According to the tentative flight schedule, the first manned Apollo flight would be Schirra’s Apollo 7, intended to be nothing more than a shakedown cruise of the still-suspect command module in low Earth orbit. Next would come Apollo 8, during which Jim McDivitt, Dave Scott, and Rusty Schweickart would go back into near-Earth space to test-drive both the command module and the lunar excursion module, or LEM, the ugly, buggy, leggy lander that would carry astronauts down to the surface of the moon. Next, Frank Borman, Jim Lovell, and Bill Anders would pilot Apollo 9 on a similar two-craft mission, this time taking the ships to a vertiginous altitude of 4,000 miles, in order to practice the hair-raising, high-speed re-entry techniques that would be necessary for a safe return from the moon.

After that, things were wide open. The program was scheduled to continue through Apollo 20, and, in theory any mission from Apollo 10 on could be the first to set two men down on the moon’s surface. But which mission and which two men were utterly unsettled. NASA was determined not to rush things, and if it took until well into the Apollo teens before all the equipment checked out and a landing looked reasonably safe, then it would have to take that long.

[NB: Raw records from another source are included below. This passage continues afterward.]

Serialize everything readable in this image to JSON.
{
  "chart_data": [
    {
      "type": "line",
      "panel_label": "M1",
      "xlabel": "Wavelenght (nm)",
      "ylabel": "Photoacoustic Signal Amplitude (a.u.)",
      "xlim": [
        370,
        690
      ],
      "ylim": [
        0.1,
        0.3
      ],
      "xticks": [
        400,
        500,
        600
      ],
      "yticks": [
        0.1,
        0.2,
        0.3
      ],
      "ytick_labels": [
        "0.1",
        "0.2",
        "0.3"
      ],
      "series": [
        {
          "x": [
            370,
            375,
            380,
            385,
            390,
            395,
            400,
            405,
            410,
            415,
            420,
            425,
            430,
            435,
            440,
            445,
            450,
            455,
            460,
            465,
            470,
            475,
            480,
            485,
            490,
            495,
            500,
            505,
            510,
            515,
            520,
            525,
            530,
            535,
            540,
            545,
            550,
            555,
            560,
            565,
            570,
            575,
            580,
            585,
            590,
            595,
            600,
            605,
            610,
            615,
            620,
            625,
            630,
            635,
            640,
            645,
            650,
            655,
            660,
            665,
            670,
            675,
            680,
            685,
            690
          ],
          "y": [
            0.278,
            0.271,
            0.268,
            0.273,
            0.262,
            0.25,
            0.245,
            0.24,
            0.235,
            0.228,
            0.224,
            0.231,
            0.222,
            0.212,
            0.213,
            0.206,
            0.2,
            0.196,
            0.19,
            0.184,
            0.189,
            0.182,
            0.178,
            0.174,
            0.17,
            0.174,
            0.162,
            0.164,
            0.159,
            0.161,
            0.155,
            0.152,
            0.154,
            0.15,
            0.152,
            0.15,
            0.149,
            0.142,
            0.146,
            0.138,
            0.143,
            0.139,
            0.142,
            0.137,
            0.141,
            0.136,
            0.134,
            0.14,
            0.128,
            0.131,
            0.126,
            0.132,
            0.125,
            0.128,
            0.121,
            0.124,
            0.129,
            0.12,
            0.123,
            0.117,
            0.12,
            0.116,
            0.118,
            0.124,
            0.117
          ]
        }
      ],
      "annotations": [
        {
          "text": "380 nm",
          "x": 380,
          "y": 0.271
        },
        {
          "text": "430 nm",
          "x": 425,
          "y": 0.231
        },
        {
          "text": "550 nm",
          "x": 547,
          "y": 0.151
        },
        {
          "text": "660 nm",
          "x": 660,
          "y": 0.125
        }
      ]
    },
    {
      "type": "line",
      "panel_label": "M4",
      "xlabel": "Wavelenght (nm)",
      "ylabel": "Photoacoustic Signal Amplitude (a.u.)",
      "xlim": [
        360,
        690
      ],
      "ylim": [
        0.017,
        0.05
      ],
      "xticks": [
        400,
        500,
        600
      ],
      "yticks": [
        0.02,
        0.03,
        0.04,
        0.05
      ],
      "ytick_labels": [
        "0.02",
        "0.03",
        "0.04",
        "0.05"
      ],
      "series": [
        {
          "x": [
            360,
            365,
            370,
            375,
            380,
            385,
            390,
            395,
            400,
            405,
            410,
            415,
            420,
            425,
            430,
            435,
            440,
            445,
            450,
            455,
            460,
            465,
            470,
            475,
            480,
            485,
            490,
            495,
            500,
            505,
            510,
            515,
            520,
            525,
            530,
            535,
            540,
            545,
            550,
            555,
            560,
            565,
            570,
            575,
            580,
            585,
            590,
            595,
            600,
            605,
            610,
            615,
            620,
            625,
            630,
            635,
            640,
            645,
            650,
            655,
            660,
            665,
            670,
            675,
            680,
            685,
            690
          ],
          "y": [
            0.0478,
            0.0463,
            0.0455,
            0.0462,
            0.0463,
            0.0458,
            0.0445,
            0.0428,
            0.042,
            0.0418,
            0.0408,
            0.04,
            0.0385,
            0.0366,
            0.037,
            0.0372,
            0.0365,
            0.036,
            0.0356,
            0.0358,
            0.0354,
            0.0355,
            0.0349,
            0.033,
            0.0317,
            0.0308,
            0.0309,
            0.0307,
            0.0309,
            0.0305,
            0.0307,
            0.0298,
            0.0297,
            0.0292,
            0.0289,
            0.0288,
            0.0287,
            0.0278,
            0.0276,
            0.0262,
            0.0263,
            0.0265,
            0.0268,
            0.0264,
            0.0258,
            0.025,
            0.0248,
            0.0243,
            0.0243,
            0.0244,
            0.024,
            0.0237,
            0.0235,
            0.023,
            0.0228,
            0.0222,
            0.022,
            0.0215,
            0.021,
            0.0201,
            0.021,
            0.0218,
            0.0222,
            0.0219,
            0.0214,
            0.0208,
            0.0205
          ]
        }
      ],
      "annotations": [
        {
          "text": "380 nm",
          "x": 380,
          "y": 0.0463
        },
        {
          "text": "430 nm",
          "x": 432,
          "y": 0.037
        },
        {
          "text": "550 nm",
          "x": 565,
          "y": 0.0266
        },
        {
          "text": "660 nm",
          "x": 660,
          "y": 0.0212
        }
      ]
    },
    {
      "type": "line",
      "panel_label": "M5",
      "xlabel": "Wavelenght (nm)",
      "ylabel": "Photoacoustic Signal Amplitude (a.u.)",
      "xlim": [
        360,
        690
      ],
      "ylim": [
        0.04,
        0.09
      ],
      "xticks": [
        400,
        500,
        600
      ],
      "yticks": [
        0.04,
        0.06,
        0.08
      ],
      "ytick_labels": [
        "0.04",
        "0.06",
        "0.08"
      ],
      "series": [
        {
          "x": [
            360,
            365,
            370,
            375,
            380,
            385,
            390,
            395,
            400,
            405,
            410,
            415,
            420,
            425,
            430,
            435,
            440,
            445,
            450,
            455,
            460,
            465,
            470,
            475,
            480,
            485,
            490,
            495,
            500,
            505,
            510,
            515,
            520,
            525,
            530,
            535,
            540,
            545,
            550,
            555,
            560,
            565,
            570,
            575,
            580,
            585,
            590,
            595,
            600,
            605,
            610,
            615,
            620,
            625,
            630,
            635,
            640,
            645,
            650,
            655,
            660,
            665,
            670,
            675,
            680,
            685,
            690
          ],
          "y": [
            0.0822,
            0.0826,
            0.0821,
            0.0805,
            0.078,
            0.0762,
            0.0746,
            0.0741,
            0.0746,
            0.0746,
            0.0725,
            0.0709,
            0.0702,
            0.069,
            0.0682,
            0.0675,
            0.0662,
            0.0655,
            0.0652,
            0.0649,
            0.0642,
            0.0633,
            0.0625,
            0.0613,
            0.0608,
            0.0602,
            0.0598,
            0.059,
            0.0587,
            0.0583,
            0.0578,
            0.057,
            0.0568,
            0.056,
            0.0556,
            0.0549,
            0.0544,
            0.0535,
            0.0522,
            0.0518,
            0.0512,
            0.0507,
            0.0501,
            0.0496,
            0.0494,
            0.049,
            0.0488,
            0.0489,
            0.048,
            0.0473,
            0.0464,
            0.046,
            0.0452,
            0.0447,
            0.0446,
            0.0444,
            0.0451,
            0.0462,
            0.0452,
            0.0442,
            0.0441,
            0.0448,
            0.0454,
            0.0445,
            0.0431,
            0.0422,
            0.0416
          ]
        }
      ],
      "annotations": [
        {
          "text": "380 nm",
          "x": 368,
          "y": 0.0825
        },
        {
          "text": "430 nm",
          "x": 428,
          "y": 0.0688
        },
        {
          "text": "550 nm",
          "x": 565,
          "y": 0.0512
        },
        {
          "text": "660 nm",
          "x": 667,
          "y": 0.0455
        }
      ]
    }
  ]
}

NASA’s plans are threatened

Lovell:

In the summer of 1968, two months before Apollo 7 was scheduled for launch, circumstances in Kazakhstan, southeast of Moscow, and in Bethpage, Long Island, northeast of Levittown, conspired to scramble this cautious scenario. In August, the first lunar module arrived at Cape Kennedy from its Grumman Aerospace plant in Bethpage, and in the assessment of even the most charitable technicians, it was found to be a mess. In the early checkout runs of the fragile, foil-covered ship, it appeared that every critical component had major, seemingly insoluble problems. Elements of the spacecraft that were shipped to the Cape unassembled and were supposed to be bolted together on site did not seem to want to go together; electrical systems and plumbing did not operate as specified; seams, gaskets, and washers that were designed to remain tightly sealed were springing all manner of leaks.

Some glitches, of course, were to be expected. In ten years of building sleek, bullet-shaped spacecraft designed to fly through the atmosphere and into orbit, no one had ever attempted to build a manned ship that would operate exclusively in the vacuum of space or in the lunar world of one-sixth gravity. But the number of glitches in this gimpy ship was more than – even the worst NASA pessimists could have imagined.

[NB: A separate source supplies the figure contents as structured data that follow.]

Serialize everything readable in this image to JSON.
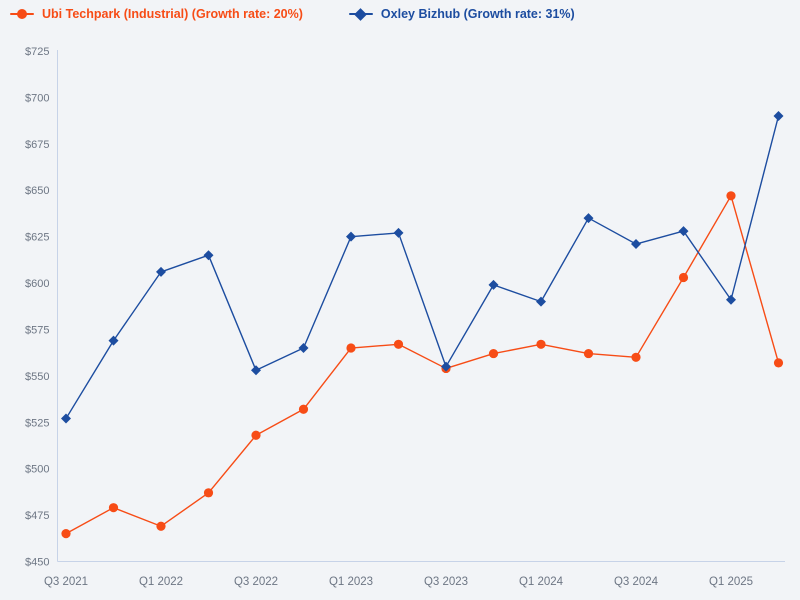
{
  "colors": {
    "background": "#f2f4f7",
    "axis": "#c7d3e8",
    "tick_label": "#6d7684",
    "series_orange": "#f74c16",
    "series_blue": "#1d4da0"
  },
  "legend": {
    "items": [
      {
        "label": "Ubi Techpark (Industrial) (Growth rate: 20%)",
        "color": "#f74c16",
        "marker": "circle"
      },
      {
        "label": "Oxley Bizhub (Growth rate: 31%)",
        "color": "#1d4da0",
        "marker": "diamond"
      }
    ]
  },
  "chart_data": {
    "type": "line",
    "title": "",
    "xlabel": "",
    "ylabel": "",
    "grid": false,
    "legend_position": "top-left",
    "currency_prefix": "$",
    "ylim": [
      450,
      725
    ],
    "y_tick_step": 25,
    "y_tick_labels": [
      "$450",
      "$475",
      "$500",
      "$525",
      "$550",
      "$575",
      "$600",
      "$625",
      "$650",
      "$675",
      "$700",
      "$725"
    ],
    "categories": [
      "Q3 2021",
      "Q4 2021",
      "Q1 2022",
      "Q2 2022",
      "Q3 2022",
      "Q4 2022",
      "Q1 2023",
      "Q2 2023",
      "Q3 2023",
      "Q4 2023",
      "Q1 2024",
      "Q2 2024",
      "Q3 2024",
      "Q4 2024",
      "Q1 2025",
      "Q2 2025"
    ],
    "x_tick_labels": [
      "Q3 2021",
      "Q1 2022",
      "Q3 2022",
      "Q1 2023",
      "Q3 2023",
      "Q1 2024",
      "Q3 2024",
      "Q1 2025"
    ],
    "x_tick_every": 2,
    "series": [
      {
        "name": "Ubi Techpark (Industrial)",
        "growth_rate": "20%",
        "color": "#f74c16",
        "marker": "circle",
        "values": [
          465,
          479,
          469,
          487,
          518,
          532,
          565,
          567,
          554,
          562,
          567,
          562,
          560,
          603,
          647,
          557
        ]
      },
      {
        "name": "Oxley Bizhub",
        "growth_rate": "31%",
        "color": "#1d4da0",
        "marker": "diamond",
        "values": [
          527,
          569,
          606,
          615,
          553,
          565,
          625,
          627,
          555,
          599,
          590,
          635,
          621,
          628,
          591,
          690
        ]
      }
    ]
  }
}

At the same time the LEM was causing such headaches, CIA agents working overseas picked up even more disturbing news. According to whispers coming from the Baikonur Cosmodrome, the Soviet Union was making tentative plans for a flight around the moon by a Zond spacecraft sometime before the end of the year. Nobody knew if the flight would be manned, but the Zond line was certainly capable of carrying a crew, and if a decade of getting sucker-punched by Soviet space triumphs had indicated anything, it was that when Moscow had even the possibility of pulling off a space coup, you could bet they’d give it a try.

NASA was stumped. Flying the LEM before it was ready was clearly impossible in the cautious atmosphere that now pervaded the Agency, but flying Apollo 7 and then launching nothing at all for months and months while the Russians promenaded around the moon was not an attractive option either. One afternoon in early August, 1968, Chris Kraft, deputy director of the Manned Spacecraft Center, and Deke Slayton were summoned to Bob Gilruth’s office to discuss the problem. Gilruth was the overall director of the Center and, according to the scuttlebut, had been meeting all morning with George Low, the director of Flight Missions, to determine if there was some plan that would allow NASA to save face without running the risk of losing more crews. Slayton and Kraft arrived in Gilruth’s oflice, and he and Low got straight to business.

“Chris, we’ve got serious problems with the upcoming flights,” Low said bluntly. “We’ve got the Russians and we’ve got the LEM and neither one is cooperating.”